Build a Continuous Integration and Continuous Delivery Pipeline, using common tools such as Jenkins, in which the output of each pipeline run will be an immutable Container image.

Jenkins is an open source tool that is used throughout the software development industry to define and build Continuous Integration and Delivery pipelines. Jenkins is built on the concept of a stage, which is a conceptually distinct subset of a pipeline. Each stage is built of steps that can execute within conditional logic to automate common tasks such as building a Java Jar file using Maven, or running unit tests with an automated tool like JUnit. Thus each stage can conceptually map to a physical or virtual environment of the type described above such as “Build” or “Unit Test”.

The key here is that you can use a tool like Jenkins combined with Containers to entirely eliminate the need for any of these unique physical or virtual environments. Instead you will build an image from a dockerfile in the initial setup of the pipeline, and then push this image to the image registry upon successful completion of the pipeline stages. The image is entirely rebuilt on each new run of the pipeline.

This concept is central to the approach being used by more modern Kubernetes-centric DevOps Pipeline tools like JenkinsX and Tekton. Tekton is an open-source framework for building CI/CD tools and processes. The steps (and constituent tasks) of a pipeline in Tekton all run as Pods in Kubernetes. JenkinsX is built on Tekton and gives you full GitOps and pipeline automation implementation. However, the output of these is always an image that has been constructed through the steps in the pipeline.

This approach will fix the problem of reintroducing errors into later environments by entirely removing manual configuration changes from the process. In this approach you can’t change the configuration of an image either intentionally or accidently within a single stage – you have to introduce any configuration changes into the Container build process at the very beginning and then let the changes propagate through the entire build pipeline. So for instance, let’s consider the simple case of changing the version of a Java runtime environment (JRE). In a traditional approach, with separate physical or virtual machines for each development lifecycle stage, updating this configuration would require changing each environment separately, either manually or through a scripted infrastructure-as-code tool such as Chef or Puppet. In the Container approach, you would change the dockerfile once to include the new definition, and then re-run the pipeline to repeat all the automated steps from the beginning – creating a new, immutable image at the end.

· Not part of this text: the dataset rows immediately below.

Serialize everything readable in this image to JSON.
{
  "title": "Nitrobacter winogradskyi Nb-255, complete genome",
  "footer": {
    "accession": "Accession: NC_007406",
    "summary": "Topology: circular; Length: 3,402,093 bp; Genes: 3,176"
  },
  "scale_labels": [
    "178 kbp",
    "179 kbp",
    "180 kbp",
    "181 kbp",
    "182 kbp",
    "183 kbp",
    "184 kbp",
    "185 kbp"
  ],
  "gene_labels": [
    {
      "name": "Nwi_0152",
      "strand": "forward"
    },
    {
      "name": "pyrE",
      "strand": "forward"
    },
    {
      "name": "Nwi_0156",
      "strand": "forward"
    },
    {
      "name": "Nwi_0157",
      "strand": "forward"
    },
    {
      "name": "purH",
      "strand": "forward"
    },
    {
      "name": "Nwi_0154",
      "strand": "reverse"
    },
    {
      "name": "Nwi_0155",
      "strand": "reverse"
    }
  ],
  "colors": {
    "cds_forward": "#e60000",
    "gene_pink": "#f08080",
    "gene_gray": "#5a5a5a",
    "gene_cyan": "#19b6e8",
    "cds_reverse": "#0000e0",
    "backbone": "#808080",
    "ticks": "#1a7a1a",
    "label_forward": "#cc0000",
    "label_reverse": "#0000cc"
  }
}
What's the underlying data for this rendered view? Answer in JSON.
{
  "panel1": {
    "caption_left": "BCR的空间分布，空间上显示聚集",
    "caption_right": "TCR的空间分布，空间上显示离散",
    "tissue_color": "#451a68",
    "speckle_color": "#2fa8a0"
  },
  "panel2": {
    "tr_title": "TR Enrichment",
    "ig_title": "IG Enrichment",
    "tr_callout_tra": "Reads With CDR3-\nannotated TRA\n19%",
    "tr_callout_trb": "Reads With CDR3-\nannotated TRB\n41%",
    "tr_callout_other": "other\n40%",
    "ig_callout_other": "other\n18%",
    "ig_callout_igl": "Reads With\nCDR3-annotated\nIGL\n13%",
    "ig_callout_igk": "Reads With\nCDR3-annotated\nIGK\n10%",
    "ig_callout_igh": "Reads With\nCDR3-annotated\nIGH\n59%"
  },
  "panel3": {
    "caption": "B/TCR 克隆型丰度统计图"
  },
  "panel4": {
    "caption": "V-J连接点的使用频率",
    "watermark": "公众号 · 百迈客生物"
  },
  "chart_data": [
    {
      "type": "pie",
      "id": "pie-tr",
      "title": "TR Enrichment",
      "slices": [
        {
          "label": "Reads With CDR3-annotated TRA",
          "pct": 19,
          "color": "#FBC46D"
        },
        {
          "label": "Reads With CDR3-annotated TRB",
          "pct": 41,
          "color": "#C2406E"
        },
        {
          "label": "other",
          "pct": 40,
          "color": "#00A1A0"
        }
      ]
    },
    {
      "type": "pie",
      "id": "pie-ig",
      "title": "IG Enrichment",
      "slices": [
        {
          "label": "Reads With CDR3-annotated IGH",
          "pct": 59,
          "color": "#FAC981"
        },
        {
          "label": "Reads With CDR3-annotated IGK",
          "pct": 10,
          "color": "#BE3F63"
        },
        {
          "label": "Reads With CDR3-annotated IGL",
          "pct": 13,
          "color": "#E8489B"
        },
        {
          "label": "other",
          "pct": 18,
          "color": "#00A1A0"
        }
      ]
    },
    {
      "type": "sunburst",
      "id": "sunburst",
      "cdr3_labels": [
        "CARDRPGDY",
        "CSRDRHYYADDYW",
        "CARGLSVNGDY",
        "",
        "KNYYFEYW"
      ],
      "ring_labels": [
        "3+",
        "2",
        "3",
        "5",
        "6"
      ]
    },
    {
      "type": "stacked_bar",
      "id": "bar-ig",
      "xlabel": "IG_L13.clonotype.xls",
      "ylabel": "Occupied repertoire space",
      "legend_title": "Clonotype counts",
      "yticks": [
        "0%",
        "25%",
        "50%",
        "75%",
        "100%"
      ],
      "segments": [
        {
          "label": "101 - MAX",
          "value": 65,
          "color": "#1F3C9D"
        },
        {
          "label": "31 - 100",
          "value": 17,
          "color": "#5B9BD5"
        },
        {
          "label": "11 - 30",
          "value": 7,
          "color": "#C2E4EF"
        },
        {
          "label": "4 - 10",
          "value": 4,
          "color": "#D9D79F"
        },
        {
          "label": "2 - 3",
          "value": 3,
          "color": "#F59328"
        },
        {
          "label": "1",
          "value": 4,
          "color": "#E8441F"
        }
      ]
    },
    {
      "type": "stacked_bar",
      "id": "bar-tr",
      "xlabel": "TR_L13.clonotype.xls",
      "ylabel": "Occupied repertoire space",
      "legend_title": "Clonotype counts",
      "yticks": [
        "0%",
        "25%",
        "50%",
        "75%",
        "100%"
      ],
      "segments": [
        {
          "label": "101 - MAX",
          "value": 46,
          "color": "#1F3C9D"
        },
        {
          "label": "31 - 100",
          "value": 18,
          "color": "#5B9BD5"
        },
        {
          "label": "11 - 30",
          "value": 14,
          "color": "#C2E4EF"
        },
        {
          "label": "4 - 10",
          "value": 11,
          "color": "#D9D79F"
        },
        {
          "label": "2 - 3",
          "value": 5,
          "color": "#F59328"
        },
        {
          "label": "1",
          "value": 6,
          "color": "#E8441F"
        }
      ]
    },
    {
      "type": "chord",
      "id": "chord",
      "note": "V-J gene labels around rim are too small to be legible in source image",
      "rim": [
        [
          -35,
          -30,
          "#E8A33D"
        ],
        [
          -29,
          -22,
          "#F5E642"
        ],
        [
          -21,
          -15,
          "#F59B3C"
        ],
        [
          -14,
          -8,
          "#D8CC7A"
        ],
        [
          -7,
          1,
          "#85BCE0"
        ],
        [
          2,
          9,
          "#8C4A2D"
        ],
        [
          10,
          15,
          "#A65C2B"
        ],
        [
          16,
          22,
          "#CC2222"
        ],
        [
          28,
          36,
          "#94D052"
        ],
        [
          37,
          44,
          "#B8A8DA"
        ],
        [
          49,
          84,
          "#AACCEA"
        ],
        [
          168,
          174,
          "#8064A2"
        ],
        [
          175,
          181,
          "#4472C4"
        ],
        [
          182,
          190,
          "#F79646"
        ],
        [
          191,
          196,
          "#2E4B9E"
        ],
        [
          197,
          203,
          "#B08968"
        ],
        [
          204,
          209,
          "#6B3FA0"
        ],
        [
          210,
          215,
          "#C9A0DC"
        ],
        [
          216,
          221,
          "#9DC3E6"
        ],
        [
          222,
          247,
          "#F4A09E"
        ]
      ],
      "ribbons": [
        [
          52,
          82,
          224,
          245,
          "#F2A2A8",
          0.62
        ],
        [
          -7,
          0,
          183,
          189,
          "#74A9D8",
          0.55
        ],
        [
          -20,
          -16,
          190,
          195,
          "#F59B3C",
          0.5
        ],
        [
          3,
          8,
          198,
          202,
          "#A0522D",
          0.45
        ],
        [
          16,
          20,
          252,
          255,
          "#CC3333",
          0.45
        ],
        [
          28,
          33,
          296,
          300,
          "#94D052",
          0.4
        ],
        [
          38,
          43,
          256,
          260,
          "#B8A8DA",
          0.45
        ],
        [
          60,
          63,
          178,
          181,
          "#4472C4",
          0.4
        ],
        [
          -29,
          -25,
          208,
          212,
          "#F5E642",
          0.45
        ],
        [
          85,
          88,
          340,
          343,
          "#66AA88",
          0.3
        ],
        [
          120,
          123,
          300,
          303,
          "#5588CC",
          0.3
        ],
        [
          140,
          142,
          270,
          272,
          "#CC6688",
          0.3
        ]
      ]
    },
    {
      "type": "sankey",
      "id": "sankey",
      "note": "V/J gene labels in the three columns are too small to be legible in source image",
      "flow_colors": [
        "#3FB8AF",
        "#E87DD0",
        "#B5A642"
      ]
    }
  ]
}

This pattern is well established as a best practice within the Docker community. For instance, the Docker documentation article on Development Pipelines describes a recommended development pipeline very much in line with the recommendations of this pattern. Likewise the IBM article on Kubernetes DevOps is just one of several examples of such pipelines being built for container projects.

At the heart of this pipeline will be the problem of dealing with images appropriately. The first issue to consider with publicly hosted images is that since they are coming from a public repository that they could, potentially, contain malware or other issues that would introduce vulnerability into your system. Thus the need for Pipeline Vulnerability Scanning becomes absolutely critical. This results in the need to introduce special stages. such as a Birthing Pool into your Pipeline in order to make sure that you are into introducing new types of vulnerabilities into your systems.